Canonero has been a long time Anderson collaborator, beginning with “The Life Aquatic with Steve Zissou.” Receiving her fourth Oscar (she previously won for “Barry Lyndon”, “Chariots of Fire” and “Marie Antoinette”) Canonero accepted the award for Costume Design for “The Grand Budapest Hotel” by stating:

“This is you. You’ve been a great inspiration, you are like a conductor. You are like a composer. You are our director and you inspire all of us who have been nominated here.”

Following Cananero’s Oscar win were two first time Oscar winners: Frances Hannon (Makeup) and Mark Coulier (Hair Styling) for “The Ground Budapest Hotel.” Both longtime Anderson collaborators, Hannon stated working on “The Grand Budapest Hotel” was a particularly amazing experience.

“I’ve worked with Wes for over 17 years now, so to win this award, I think really comes from Wes,” said Hannon. “He is the one who wrote it on the page. My years of pleasure with Was have been extraordinary.”

After eight nominations, Alexandre Desplat won his first Oscar for Original Score for “The Grand Budapest Hotel.” A frequent collaborator with Anderson, Desplat was also nominated this year for his score for “The Imitation Game” and felt the two nominations would cancel any votes for either film. Surprised to have won, he credited his relationship with Anderson in achieving a score that perfectly balanced editing in “The Grand Budapest Hotel.”

“It’s all him. Actually, he should have won this award,” said Desplat. “The thing about Wes’ movies is that music is woven very strongly to the editing. When we sit together in my studio we get excited about ideas and I try to give a shape to that musically very quickly.”

Two other previous Oscar nominees, Production Designer Adam Stockhausen and Set Decorator Anna Pinnock, received their first Oscar for Production Design on “The Grand Budapest Hotel.” This was Pinnock’s first experience with Anderson and she found the process “very organic and very collaborative.”

“I respect all the categories being called out (with wins for “The Grand Budapest Hotel”), said Pinnock. “It’s brilliant for the film.”

Long-time Anderson collaborator Stockhausen joked that each time he commits to an Anderson film there is no possible way to get the job done, then completes each job with a sigh of relief saying “We did it.”

“To see Milena win earlier tonight, it’s just widely exciting,” said Stockhausen. “I’m terribly excited and proud for the film and for the whole team. My knees are shaking a little bit!”

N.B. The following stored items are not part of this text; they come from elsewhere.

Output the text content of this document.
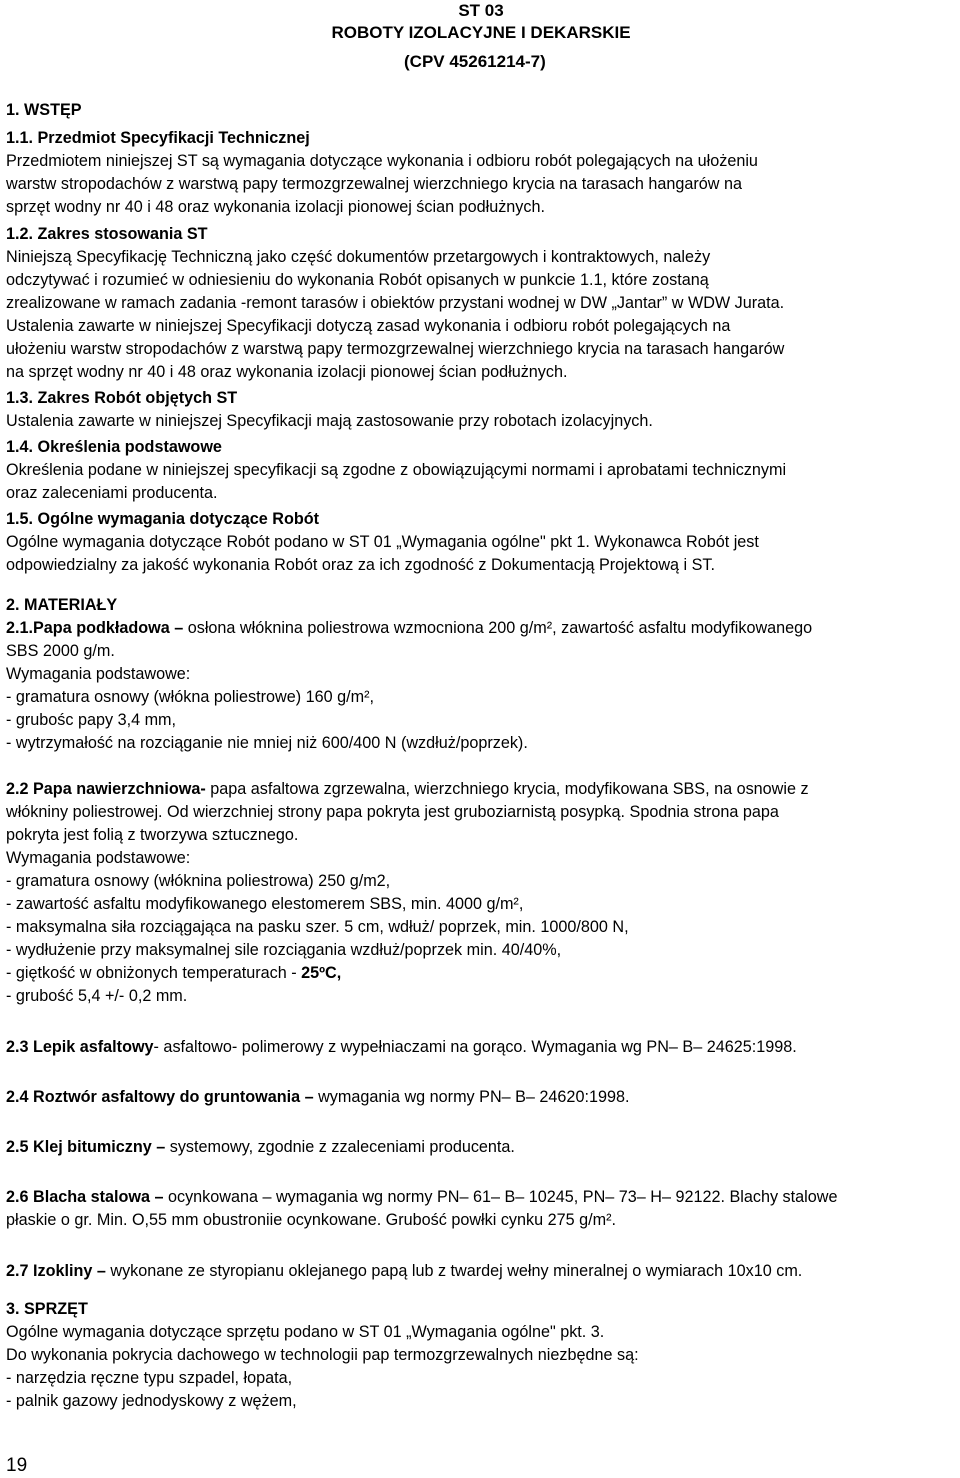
ST 03
ROBOTY IZOLACYJNE I DEKARSKIE
(CPV 45261214-7)
1. WSTĘP
1.1. Przedmiot Specyfikacji Technicznej
Przedmiotem niniejszej ST są wymagania dotyczące wykonania i odbioru robót polegających na ułożeniu
warstw stropodachów z warstwą papy termozgrzewalnej wierzchniego krycia na tarasach hangarów na
sprzęt wodny nr 40 i 48 oraz wykonania izolacji pionowej ścian podłużnych.
1.2. Zakres stosowania ST
Niniejszą Specyfikację Techniczną jako część dokumentów przetargowych i kontraktowych, należy
odczytywać i rozumieć w odniesieniu do wykonania Robót opisanych w punkcie 1.1, które zostaną
zrealizowane w ramach zadania -remont tarasów i obiektów przystani wodnej w DW „Jantar” w WDW Jurata.
Ustalenia zawarte w niniejszej Specyfikacji dotyczą zasad wykonania i odbioru robót polegających na
ułożeniu warstw stropodachów z warstwą papy termozgrzewalnej wierzchniego krycia na tarasach hangarów
na sprzęt wodny nr 40 i 48 oraz wykonania izolacji pionowej ścian podłużnych.
1.3. Zakres Robót objętych ST
Ustalenia zawarte w niniejszej Specyfikacji mają zastosowanie przy robotach izolacyjnych.
1.4. Określenia podstawowe
Określenia podane w niniejszej specyfikacji są zgodne z obowiązującymi normami i aprobatami technicznymi
oraz zaleceniami producenta.
1.5. Ogólne wymagania dotyczące Robót
Ogólne wymagania dotyczące Robót podano w ST 01 „Wymagania ogólne" pkt 1. Wykonawca Robót jest
odpowiedzialny za jakość wykonania Robót oraz za ich zgodność z Dokumentacją Projektową i ST.
2. MATERIAŁY
2.1.Papa podkładowa – osłona włóknina poliestrowa wzmocniona 200 g/m², zawartość asfaltu modyfikowanego
SBS 2000 g/m.
Wymagania podstawowe:
- gramatura osnowy (włókna poliestrowe) 160 g/m²,
- grubośc papy 3,4 mm,
- wytrzymałość na rozciąganie nie mniej niż 600/400 N (wzdłuż/poprzek).
2.2 Papa nawierzchniowa- papa asfaltowa zgrzewalna, wierzchniego krycia, modyfikowana SBS, na osnowie z
włókniny poliestrowej. Od wierzchniej strony papa pokryta jest gruboziarnistą posypką. Spodnia strona papa
pokryta jest folią z tworzywa sztucznego.
Wymagania podstawowe:
- gramatura osnowy (włóknina poliestrowa) 250 g/m2,
- zawartość asfaltu modyfikowanego elestomerem SBS, min. 4000 g/m²,
- maksymalna siła rozciągająca na pasku szer. 5 cm, wdłuż/ poprzek, min. 1000/800 N,
- wydłużenie przy maksymalnej sile rozciągania wzdłuż/poprzek min. 40/40%,
- giętkość w obniżonych temperaturach - 25ºC,
- grubość 5,4 +/- 0,2 mm.
2.3 Lepik asfaltowy- asfaltowo- polimerowy z wypełniaczami na gorąco. Wymagania wg PN– B– 24625:1998.
2.4 Roztwór asfaltowy do gruntowania – wymagania wg normy PN– B– 24620:1998.
2.5 Klej bitumiczny – systemowy, zgodnie z zzaleceniami producenta.
2.6 Blacha stalowa – ocynkowana – wymagania wg normy PN– 61– B– 10245, PN– 73– H– 92122. Blachy stalowe
płaskie o gr. Min. O,55 mm obustroniie ocynkowane. Grubość powłki cynku 275 g/m².
2.7 Izokliny – wykonane ze styropianu oklejanego papą lub z twardej wełny mineralnej o wymiarach 10x10 cm.
3. SPRZĘT
Ogólne wymagania dotyczące sprzętu podano w ST 01 „Wymagania ogólne" pkt. 3.
Do wykonania pokrycia dachowego w technologii pap termozgrzewalnych niezbędne są:
- narzędzia ręczne typu szpadel, łopata,
- palnik gazowy jednodyskowy z wężem,
19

“Birdman” ultimately flew over “The Grand Budapest Hotel” with its four key Oscar wins: Best Cinematography for Emmanuel Lubezki (earning a second consecutive win, following his Oscar for “Gravity” last year), Best Original Screenplay for Alejandro G. Inarritu, Nicolas Giacobone, Alexander Dinelaris, Jr. and Armando Bo, Best Director for Alejandro G. Inarritu and Best Picture. Inarritu concluded the evening by contemplating the process any creative director must embrace when adapting their vision to film.

“I haven’t figured out why I did what I did in the film, why I took those chances. I think it’s when you lose fear,” said Inarritu. “Fear is the condom of life. It doesn’t allow you to enjoy things, so when you get the condom (off) you say, ‘Okay, I get it or not, but that is what it is.’ It was real. It was making love for sure.”